As many of you may well know, Nicolas Maduro, the dictator of Venezuela, was inaugurated for a second six-year term mid-January. Then, on January 21st, there was a military revolt in Caracas. Hours later, the revolt was quashed and Maduro remains in power.

It’s a situation that’s been escalating for months. In July of 2018, US President Donald Trump repeatedly suggested to top White House aides a military invasion of Venezuela. Of course, military leaders rejected the idea and convinced him otherwise, citing not just the jungle conditions of the South American country, but also the optics of invading another oil-rich country on a continent where Americans are already not trusted. There was also concerns that many would liken to Vietnam and Cuba, which the US has invaded in the past (technically, Cuba was invaded by exiles backed by the US), and which Venezuela joins them in having jungles and a Communist government (not mention speaking the same language as they do in Cuba and Panama, which was also invaded).

After the death of Venezuela’s former president Hugo Chavez, Venezuela’s economy started to go downhill. Then, it collapsed, with it’s currency, the Bolivar (named after Simon Bolivar), becoming essentially worthless.

Since then, Venezuela has endured starvation, widespread unrest and protests, and the previously mentioned economic depression. It also went through a helicopter attack on it’s Supreme Court, an explosion during a military parade, and most recently, a failed revolution.

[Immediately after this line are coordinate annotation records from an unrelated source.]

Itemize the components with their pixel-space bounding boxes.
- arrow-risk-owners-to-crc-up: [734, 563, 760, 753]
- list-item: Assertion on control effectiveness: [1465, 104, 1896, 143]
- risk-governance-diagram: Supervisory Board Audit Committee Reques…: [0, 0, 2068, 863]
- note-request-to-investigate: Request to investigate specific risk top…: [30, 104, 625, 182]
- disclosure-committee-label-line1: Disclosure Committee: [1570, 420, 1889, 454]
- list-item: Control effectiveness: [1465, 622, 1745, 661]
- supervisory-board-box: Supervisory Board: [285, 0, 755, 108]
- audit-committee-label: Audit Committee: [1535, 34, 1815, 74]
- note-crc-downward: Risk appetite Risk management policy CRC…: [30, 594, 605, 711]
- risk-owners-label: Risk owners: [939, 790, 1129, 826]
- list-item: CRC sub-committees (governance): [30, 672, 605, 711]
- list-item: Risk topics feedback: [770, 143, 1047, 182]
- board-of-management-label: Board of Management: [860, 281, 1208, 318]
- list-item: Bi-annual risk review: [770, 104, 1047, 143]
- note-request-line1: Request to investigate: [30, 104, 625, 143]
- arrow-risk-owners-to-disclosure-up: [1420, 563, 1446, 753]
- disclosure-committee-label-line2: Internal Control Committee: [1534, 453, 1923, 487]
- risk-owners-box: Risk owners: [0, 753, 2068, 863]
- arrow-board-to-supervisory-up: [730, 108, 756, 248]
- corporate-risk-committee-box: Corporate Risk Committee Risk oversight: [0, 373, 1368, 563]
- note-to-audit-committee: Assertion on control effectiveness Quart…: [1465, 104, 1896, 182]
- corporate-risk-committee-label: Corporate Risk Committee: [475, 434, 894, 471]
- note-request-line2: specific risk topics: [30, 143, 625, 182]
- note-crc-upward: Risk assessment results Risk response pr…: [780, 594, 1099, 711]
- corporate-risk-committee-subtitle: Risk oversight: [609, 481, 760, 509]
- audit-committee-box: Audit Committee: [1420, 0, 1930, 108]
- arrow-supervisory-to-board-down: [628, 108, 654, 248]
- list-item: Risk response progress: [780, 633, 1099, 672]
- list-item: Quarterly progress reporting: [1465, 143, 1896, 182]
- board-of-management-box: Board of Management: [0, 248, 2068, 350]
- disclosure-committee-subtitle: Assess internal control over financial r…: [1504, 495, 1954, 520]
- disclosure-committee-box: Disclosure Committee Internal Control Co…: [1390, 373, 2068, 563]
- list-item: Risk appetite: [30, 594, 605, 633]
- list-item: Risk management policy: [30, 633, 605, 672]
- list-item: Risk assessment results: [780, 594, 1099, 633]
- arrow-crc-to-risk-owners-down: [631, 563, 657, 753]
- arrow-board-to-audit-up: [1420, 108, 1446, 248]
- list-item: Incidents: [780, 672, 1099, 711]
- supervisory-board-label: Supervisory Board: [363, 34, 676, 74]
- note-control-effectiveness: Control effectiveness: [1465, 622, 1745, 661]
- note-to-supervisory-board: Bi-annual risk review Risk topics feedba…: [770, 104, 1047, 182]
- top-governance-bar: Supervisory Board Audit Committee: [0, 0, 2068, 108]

After the failed coup, opposition leader Juan Guaidó declared himself interim president of Venezuela. He has been recognized as acting president by numerous heads of state, including US President Donald Trump and Argentina’s President Mauricio Macri. In Macri’s statement (according to Argentine newspaper La Nacion), he called Maduro a “disgrace upon democracy” and that the ”community has realized that Maduro is a dictator who looks to perpetuate his power with false elections”.

Compartimos la preocupacion por venezolanos. Condenamos a la dictadura de Nicolas Maduro. Es una burla a la democracia, un intento de victimizacion de quien es en realidad el victimario. La comunidad ya se dio cuenta: Maduro es un dictador que busca perpetuarse en el poder con elecciones ficticias

Mauricio Macri, the President of Argentina

Argentina (one of the largest recipients of Venezuelan migrants) was joined by Brazil, as newly elected President Jair Bolsonaro also condemned the Maduro regime.

Later on, after Maduro’s government gave the order to expel all American diplomats (they had 72 hours at the time of the order, which was on January 24) from the Venezuelan capital of Caracas, US Secretary of State Mike Pompeo said that the Trump administration does not recognize “former president” Maduro’s authority and as such will not leave the embassy.

Afterwards, Maduro responded by saying that he would withdraw all embassy and consulate staff from the United States. He remarked “since when do we pick our presidents in Washington?”, hoping to inspire anti-American sentiment in Venezuela. It did not result in any anti-American “Yankee” sentiment, but instead intensified the protests already occurring in the country.

The present situation does not have a foreseeable conclusion, so only time will tell as to the fate of Venezuela.